На площади, уже ушедшей в тень, Пасхальная свеча сияет Джотто. Вверху коралл, внизу сирень, Посередине белый лотос. Как пасха сырная, стоит крестильня, – Лиловая в малиновых тонах. Вверху фонарь блистает, как светильник, В оранжевых, пылающих лучах. Тимпан собора – золотое око С Христом, венчающим короной Мать, И Ангелы вокруг парят широко, На крыльях – радуги у них печать. Полипы улиц в сине­сизой дымке.

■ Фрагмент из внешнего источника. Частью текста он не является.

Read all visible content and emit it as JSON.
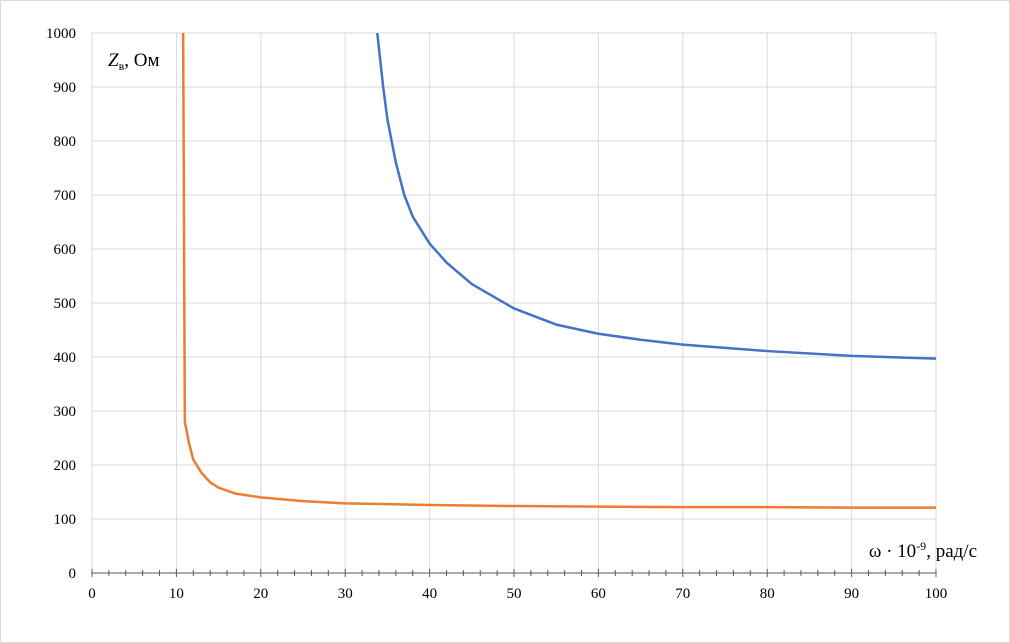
{
  "chart_data": {
    "type": "line",
    "y_label": {
      "main": "Z",
      "sub": "в",
      "rest": ", Ом"
    },
    "x_label": {
      "main": "ω · 10",
      "sup": "-9",
      "rest": ", рад/с"
    },
    "xlim": [
      0,
      100
    ],
    "xticks": [
      0,
      10,
      20,
      30,
      40,
      50,
      60,
      70,
      80,
      90,
      100
    ],
    "xminorticks": [
      2,
      4,
      6,
      8,
      12,
      14,
      16,
      18,
      22,
      24,
      26,
      28,
      32,
      34,
      36,
      38,
      42,
      44,
      46,
      48,
      52,
      54,
      56,
      58,
      62,
      64,
      66,
      68,
      72,
      74,
      76,
      78,
      82,
      84,
      86,
      88,
      92,
      94,
      96,
      98
    ],
    "ylim": [
      0,
      1000
    ],
    "yticks": [
      0,
      100,
      200,
      300,
      400,
      500,
      600,
      700,
      800,
      900,
      1000
    ],
    "grid": true,
    "series": [
      {
        "color": "#4472c4",
        "x": [
          33.8,
          34.5,
          35,
          36,
          37,
          38,
          40,
          42,
          45,
          50,
          55,
          60,
          65,
          70,
          80,
          90,
          100
        ],
        "values": [
          1000,
          900,
          840,
          760,
          700,
          660,
          610,
          575,
          535,
          490,
          460,
          443,
          432,
          423,
          411,
          402,
          397
        ]
      },
      {
        "color": "#ed7d31",
        "x": [
          10.8,
          11,
          11.5,
          12,
          13,
          14,
          15,
          17,
          20,
          25,
          30,
          40,
          50,
          60,
          70,
          80,
          90,
          100
        ],
        "values": [
          1000,
          280,
          240,
          210,
          185,
          168,
          158,
          147,
          140,
          133,
          129,
          126,
          124,
          123,
          122,
          122,
          121,
          121
        ]
      }
    ]
  }
}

Потоком грязным, мутным от дождя, Течет толпа, как в шапке­невидимке, По мановенью адского вождя. Их дребезжащие вокруг трамваи Развозят по окраин темным сотам. Автомобилей бельмоглазых стаи Бегут за Смертию за поворотом. Как много их, но как я одинок! Ни одного знакомого лица! Как будто я потерянный щенок Меж грешников у райского крыльца. Чужие мы, чужие все друг другу, Чужей, чем эта серенькая мышка, Чужей пчелы, жужжащей в ухо фугу: Как будто разделяет гроба крышка! Мой лучший друг вот эта башня Джотто, Горящая как розовый коралл. Ее зажег для одиноких кто­то, Кто горечь одиночества познал. Мой лучший друг кристалл крестильни, Ушедшей в мрак осенней ночи: Она, как бронзовый светильник, Ведет нас к духа средоточью. И открывается опять дорога В планетный клир, откуда я пришел, И вижу я в твореньи – Бога, Наперекор жужжанью диких пчел.